LT-SNN: SELF-ADAPTIVE SPIKING NEURAL NETWORK FOR EVENT-BASED CLASSIFICATION AND OBJECT DETECTION Anonymous

Abstract

Spiking neural networks (SNNs) have received increasing attention due to its high biological plausibility and energy efficiency. The binary spike-based information propagation enables efficient sparse computation with event-based computer vision applications. Prior works investigated direct SNN training algorithm to overcome the non-differentiability of spike generation. However, most of the existing works employ a fixed threshold value for the membrane potential throughout the entire training process, which limits the dynamics of SNNs towards further optimizing the performance. The adaptiveness in the membrane potential threshold and the mismatched mechanism between SNN and biological nervous system remain under-explored in prior works. In this work, we propose LT-SNN, a novel SNN training algorithm with self-adaptive learnable potential threshold to improve SNN performance.

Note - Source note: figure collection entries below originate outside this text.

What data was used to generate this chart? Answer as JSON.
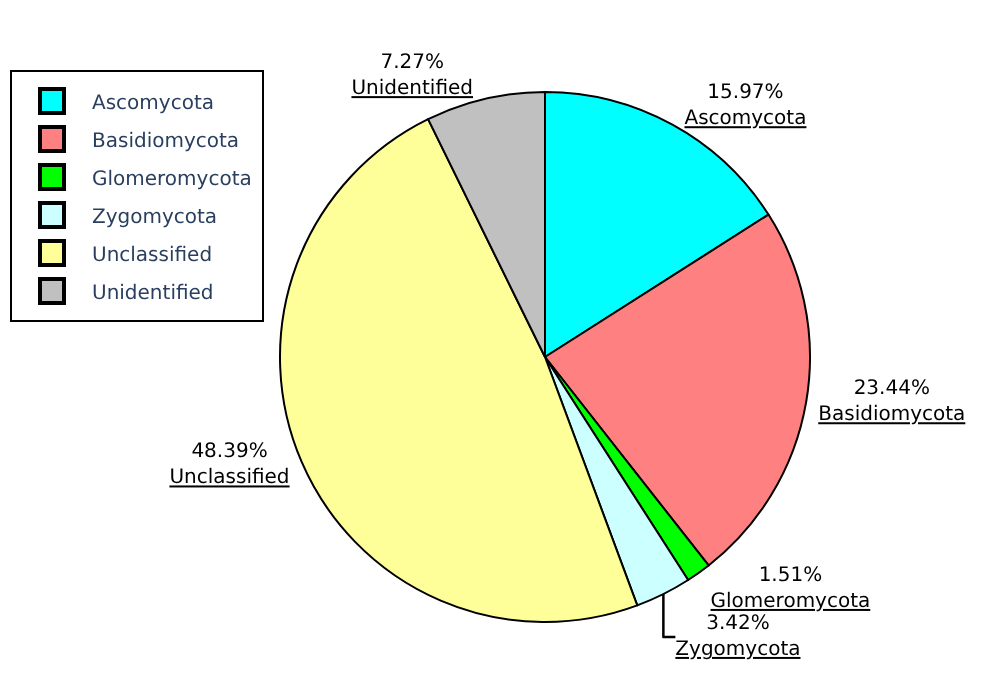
{
  "chart_data": {
    "type": "pie",
    "categories": [
      "Ascomycota",
      "Basidiomycota",
      "Glomeromycota",
      "Zygomycota",
      "Unclassified",
      "Unidentified"
    ],
    "values": [
      15.97,
      23.44,
      1.51,
      3.42,
      48.39,
      7.27
    ],
    "value_labels": [
      "15.97%",
      "23.44%",
      "1.51%",
      "3.42%",
      "48.39%",
      "7.27%"
    ],
    "colors": [
      "#00ffff",
      "#ff8080",
      "#00ff00",
      "#ccffff",
      "#ffff99",
      "#c0c0c0"
    ],
    "legend": "top left"
  }
}
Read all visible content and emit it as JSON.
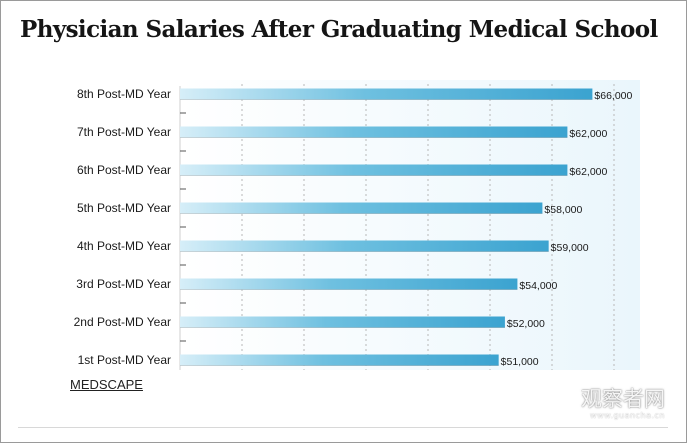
{
  "page": {
    "title": "Physician Salaries After Graduating Medical School",
    "source": "MEDSCAPE",
    "watermark": "观察者网",
    "watermark_url": "www.guancha.cn"
  },
  "chart_data": {
    "type": "bar",
    "orientation": "horizontal",
    "title": "Physician Salaries After Graduating Medical School",
    "categories": [
      "8th Post-MD Year",
      "7th Post-MD Year",
      "6th Post-MD Year",
      "5th Post-MD Year",
      "4th Post-MD Year",
      "3rd Post-MD Year",
      "2nd Post-MD Year",
      "1st Post-MD Year"
    ],
    "values": [
      66000,
      62000,
      62000,
      58000,
      59000,
      54000,
      52000,
      51000
    ],
    "value_labels": [
      "$66,000",
      "$62,000",
      "$62,000",
      "$58,000",
      "$59,000",
      "$54,000",
      "$52,000",
      "$51,000"
    ],
    "xlabel": "",
    "ylabel": "",
    "xlim": [
      0,
      70000
    ],
    "grid": true,
    "colors": {
      "bar_start": "#d6eef8",
      "bar_mid": "#6ec0e0",
      "bar_end": "#3ba3d0",
      "plot_bg_light": "#ffffff",
      "plot_bg_tint": "#eaf6fc",
      "grid": "#b8b8b8"
    }
  }
}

LT-SNN optimizes the layer-wise threshold value throughout SNN training, imitating the self-adaptiveness of the biological nervous system. To stabilize the SNN training even further, we propose separate surrogate gradient path (SGP), a simple-yet-effective method that enables the smooth learning process of SNN training. We validate the proposed LT-SNN algorithm on multiple event-based datasets, including both image classification and object detection tasks. Equipped with high adaptiveness that fully captures the dynamics of SNNs, LT-SNN achieves state-of-the-art performance with compact models. The proposed LT-SNN based classification network surpasses SoTA methods where we achieved 2.71% higher accuracy together with 10.48× smaller model size. Additionally, our LT-SNN-YOLOv2 object detection model demonstrates 0.11 mAP improvement compared to the SoTA SNN-based object detection.

1. INTRODUCTION

In the biological nervous system, cortical neurons process information by encoding spatial-temporal inputs into action potentials for spike generation. Inspired by that, spiking neural networks (SNNs) accumulate the membrane potential by extracting information from the input features at each time step, and the resultant binary spikes (0 and 1) provides a sparse and succinct information representation. Such spatial-temporal computation promotes SNN as an attractive AI solution with both biological plausibility and energy efficiency in comparison to the conventional artificial neural networks (ANNs) (He et al., 2016) . Furthermore, layer-wise processing with binary spikes elevates the computation efficiency, which benefits the energy-constrained applications such as edge computing. Under the context of energy-efficient AI applications, the event-based camera or dynamic vision sensors (DVS) have emerged as an attractive and feasible solution for computer vision applications. Compared to the conventional frame-based camera, event cameras independently capture the absolute illumination changes of pixels, resulting in the asynchronous binary stream of events (Gallego et al., 2020) . The captured event is characterized by binary pixels and temporal resolutions, leading to highly sparse and energy-efficient visual representations. Such binarized spatial-temporal information naturally fits the computation mechanism of SNNs, bridging the gap between computer vision and neuromorphic computing.